Старуха вынула из кармана юбки кусок пиленого сахара и положила его на стол. В кармане она нащупала еще два куска, но оставила их там.

— Вчера стою в магазине, — сказала Таисия, — Алка из мясного мне говорит! мамаша ваша сбирается в дальний путь. Я спрашиваю: это откуда же тебе известно? Она говорит: никому не секрет, за два года за прилавком я кажного покупателя всю допотопную знаю, а он всю мою допотопную знает.

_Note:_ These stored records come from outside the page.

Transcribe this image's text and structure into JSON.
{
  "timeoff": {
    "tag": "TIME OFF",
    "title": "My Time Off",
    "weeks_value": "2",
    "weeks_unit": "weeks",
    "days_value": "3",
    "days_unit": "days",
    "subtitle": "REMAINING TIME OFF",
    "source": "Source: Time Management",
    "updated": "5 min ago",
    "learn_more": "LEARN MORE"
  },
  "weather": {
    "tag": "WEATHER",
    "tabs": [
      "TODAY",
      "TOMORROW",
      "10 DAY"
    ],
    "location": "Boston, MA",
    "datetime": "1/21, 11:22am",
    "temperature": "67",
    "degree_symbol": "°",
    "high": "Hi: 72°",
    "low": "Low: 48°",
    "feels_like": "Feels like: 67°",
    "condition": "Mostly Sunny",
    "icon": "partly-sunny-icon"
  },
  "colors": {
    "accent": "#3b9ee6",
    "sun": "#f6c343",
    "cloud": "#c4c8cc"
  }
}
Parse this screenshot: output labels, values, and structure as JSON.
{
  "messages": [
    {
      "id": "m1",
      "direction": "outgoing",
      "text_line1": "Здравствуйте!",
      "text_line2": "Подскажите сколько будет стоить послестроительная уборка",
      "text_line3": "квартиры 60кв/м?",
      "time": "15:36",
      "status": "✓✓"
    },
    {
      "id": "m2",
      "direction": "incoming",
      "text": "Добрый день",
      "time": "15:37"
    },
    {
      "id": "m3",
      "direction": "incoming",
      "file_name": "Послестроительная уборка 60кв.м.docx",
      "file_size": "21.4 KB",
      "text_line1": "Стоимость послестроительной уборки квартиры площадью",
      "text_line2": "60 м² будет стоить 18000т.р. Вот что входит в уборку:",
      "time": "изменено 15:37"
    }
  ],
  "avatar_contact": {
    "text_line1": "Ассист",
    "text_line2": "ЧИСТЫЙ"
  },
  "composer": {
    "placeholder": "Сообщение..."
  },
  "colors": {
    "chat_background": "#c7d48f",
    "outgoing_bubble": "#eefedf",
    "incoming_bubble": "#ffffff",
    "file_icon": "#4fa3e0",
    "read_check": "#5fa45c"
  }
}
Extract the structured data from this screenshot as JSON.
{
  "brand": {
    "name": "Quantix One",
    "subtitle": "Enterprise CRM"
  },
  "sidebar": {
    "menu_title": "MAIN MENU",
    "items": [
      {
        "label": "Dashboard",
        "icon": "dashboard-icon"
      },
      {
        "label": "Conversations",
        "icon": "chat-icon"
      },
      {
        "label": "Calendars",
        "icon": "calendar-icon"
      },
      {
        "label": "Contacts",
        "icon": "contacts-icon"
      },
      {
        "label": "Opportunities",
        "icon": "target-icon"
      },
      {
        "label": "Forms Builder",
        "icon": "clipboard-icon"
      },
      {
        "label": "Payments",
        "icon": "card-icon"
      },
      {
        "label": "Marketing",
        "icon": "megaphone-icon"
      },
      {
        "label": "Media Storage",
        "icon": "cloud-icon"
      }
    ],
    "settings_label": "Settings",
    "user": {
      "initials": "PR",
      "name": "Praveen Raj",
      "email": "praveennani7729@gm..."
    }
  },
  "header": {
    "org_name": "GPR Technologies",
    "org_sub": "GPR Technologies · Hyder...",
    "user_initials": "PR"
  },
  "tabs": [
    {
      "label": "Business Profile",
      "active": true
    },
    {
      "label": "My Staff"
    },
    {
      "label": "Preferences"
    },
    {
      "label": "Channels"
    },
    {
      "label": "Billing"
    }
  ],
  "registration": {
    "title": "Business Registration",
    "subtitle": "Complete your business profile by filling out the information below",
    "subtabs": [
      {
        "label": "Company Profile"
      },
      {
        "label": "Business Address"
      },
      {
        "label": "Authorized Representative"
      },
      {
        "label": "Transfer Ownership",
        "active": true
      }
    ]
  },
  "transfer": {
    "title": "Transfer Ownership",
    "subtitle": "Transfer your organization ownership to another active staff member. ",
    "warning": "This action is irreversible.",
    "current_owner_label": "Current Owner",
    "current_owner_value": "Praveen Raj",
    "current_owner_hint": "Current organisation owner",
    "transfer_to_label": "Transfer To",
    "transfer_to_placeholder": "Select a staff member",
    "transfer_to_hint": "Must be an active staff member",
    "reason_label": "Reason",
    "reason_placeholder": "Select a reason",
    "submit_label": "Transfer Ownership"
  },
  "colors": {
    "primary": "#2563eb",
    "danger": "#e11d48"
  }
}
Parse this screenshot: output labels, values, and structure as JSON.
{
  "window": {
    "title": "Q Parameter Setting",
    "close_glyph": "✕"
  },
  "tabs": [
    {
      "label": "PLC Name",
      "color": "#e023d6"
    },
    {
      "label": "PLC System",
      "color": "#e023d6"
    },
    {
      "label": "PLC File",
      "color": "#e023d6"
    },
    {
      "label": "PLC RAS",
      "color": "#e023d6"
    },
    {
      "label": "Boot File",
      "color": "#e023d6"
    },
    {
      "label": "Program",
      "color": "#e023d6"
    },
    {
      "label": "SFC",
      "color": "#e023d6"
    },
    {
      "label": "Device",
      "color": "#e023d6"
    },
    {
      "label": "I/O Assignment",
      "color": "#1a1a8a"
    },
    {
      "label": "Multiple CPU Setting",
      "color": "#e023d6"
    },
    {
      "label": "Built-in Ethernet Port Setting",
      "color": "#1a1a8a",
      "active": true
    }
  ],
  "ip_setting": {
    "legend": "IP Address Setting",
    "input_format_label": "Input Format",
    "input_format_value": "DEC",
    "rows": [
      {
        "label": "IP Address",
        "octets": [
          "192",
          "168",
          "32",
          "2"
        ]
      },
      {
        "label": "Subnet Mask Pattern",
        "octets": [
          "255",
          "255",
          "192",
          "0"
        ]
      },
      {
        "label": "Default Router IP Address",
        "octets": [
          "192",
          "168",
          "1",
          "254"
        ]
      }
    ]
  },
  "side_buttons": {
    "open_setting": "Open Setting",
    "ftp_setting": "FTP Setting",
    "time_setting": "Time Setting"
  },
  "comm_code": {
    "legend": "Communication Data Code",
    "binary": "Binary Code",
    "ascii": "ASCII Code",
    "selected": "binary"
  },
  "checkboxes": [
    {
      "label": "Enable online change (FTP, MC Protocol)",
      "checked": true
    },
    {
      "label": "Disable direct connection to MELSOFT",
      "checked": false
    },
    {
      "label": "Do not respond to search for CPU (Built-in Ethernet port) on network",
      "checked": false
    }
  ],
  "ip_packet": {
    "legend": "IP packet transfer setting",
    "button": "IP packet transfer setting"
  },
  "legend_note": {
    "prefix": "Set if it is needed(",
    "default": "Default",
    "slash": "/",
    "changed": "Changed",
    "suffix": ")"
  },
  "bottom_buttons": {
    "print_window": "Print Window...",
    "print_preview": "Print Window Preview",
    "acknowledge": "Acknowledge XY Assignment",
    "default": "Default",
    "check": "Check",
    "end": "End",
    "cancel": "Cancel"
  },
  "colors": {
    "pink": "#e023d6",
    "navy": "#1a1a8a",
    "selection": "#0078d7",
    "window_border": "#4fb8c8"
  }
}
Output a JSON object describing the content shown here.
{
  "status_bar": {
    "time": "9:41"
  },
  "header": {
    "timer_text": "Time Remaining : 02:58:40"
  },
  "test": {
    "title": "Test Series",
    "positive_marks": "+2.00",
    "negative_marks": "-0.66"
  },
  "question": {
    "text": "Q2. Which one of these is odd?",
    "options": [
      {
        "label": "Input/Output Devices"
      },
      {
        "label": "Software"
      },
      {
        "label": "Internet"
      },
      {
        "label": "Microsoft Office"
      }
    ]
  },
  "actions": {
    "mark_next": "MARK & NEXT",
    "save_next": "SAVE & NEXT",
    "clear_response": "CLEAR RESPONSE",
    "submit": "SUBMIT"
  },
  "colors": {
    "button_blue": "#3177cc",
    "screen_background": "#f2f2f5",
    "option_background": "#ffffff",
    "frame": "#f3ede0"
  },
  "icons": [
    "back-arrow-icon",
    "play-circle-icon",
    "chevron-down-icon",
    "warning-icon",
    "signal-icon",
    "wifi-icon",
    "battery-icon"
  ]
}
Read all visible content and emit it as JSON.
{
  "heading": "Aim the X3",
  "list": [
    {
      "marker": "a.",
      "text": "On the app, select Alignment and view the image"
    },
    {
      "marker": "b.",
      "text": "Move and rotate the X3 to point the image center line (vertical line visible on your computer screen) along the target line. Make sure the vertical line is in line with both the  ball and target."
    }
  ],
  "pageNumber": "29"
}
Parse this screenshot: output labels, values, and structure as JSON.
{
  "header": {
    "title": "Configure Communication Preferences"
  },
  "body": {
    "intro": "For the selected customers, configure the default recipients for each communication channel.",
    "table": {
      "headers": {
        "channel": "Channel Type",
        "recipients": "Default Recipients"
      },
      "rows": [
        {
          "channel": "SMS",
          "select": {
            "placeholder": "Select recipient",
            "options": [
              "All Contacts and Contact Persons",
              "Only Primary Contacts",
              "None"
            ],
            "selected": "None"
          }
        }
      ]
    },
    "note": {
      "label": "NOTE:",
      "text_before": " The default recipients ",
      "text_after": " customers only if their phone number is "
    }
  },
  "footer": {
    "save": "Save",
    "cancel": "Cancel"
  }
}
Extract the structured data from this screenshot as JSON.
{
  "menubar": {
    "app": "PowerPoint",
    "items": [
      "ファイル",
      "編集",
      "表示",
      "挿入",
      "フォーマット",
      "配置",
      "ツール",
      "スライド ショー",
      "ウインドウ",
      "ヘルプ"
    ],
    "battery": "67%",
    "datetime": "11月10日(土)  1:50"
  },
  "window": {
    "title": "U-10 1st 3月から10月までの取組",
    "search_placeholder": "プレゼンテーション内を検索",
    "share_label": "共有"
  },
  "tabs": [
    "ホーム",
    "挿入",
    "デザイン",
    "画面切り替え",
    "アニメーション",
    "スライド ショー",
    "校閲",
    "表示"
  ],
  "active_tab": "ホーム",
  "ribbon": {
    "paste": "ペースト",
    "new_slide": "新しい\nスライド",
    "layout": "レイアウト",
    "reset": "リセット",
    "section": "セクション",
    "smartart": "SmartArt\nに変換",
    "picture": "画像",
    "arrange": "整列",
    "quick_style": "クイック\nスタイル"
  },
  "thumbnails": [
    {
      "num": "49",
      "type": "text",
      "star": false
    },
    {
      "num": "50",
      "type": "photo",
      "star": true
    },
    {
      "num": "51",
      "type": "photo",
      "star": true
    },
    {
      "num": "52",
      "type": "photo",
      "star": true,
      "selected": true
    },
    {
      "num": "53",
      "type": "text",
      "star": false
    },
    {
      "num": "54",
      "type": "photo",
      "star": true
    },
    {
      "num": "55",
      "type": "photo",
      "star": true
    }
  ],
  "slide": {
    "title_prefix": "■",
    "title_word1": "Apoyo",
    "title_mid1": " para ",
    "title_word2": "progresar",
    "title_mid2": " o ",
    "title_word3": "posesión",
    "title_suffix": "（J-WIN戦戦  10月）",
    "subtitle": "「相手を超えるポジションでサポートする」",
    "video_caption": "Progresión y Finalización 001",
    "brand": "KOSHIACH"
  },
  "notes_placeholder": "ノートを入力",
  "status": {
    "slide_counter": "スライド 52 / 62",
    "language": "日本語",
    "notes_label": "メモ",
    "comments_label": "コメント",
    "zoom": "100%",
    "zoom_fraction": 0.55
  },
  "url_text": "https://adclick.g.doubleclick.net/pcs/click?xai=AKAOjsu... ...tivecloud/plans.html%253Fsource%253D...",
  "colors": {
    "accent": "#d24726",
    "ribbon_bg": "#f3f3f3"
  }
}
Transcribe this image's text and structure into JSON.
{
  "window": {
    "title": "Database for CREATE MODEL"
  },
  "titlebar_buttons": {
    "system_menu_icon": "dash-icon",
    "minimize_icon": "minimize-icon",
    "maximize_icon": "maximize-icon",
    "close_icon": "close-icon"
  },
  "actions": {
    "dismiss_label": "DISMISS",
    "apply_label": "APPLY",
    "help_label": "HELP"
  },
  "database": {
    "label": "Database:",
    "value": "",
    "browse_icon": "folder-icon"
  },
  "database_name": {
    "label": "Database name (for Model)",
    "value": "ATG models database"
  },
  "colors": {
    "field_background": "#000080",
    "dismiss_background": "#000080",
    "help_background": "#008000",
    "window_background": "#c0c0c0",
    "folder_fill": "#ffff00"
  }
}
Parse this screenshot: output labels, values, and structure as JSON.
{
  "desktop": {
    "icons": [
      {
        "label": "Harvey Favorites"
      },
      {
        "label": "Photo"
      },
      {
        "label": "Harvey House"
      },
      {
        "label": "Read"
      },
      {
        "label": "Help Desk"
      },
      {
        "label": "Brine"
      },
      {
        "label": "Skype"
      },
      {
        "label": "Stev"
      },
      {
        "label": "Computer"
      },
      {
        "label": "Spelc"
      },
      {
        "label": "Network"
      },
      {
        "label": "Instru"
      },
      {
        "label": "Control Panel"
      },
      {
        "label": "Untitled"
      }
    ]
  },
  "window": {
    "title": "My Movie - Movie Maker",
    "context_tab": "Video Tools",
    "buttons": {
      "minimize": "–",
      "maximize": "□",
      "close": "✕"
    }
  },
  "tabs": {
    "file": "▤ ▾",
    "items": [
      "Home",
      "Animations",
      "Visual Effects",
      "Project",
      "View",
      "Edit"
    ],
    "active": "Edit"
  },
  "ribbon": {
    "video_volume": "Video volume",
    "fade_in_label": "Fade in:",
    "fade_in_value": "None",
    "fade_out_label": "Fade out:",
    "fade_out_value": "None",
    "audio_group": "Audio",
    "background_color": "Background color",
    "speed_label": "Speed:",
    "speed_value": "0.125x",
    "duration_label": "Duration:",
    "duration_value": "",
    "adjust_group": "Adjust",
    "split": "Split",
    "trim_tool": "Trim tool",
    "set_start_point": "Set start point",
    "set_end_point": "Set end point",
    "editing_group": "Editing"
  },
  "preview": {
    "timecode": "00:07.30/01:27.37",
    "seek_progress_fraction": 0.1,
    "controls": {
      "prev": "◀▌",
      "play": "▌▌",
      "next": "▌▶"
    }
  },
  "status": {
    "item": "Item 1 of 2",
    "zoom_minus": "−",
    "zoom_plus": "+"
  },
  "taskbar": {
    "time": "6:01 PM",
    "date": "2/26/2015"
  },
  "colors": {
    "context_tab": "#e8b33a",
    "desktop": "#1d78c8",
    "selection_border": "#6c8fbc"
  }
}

— Вбейте вы себе в старую голову, мама, — сказал Григорий, постучав костяшками кулака по своему лбу, — ваше поведение компроментирует меня.

— Это ж до чего дойти, — сказала Таисия, — мать офицера ходит по дворам стирать белье!

— Ну, это ты не ври, — оборвал жену Григорий. — Кому она стирала?

Обидевшись, Таисия встала и унесла посуду на кухню.

Григорий покосился на мать.

— Мама, — сказал он ей в ухо, — вы что, действительно чужих людей обстирываете?

Старуха не ответила.

— Можете вы понять, — сказал Григорий, — что я в поселке фигура? Народ в любой момент может спросить с меня. Я должен быть перед ним чистый как стеклышко. — Он понизил голос, зная, что мать все равно его услышит: — А если вас Тая другой раз обижает, то вы, мама, перепустите. Она женщина очень качественная, она против вас никакого зла не держит. Вы поняли меня, мама?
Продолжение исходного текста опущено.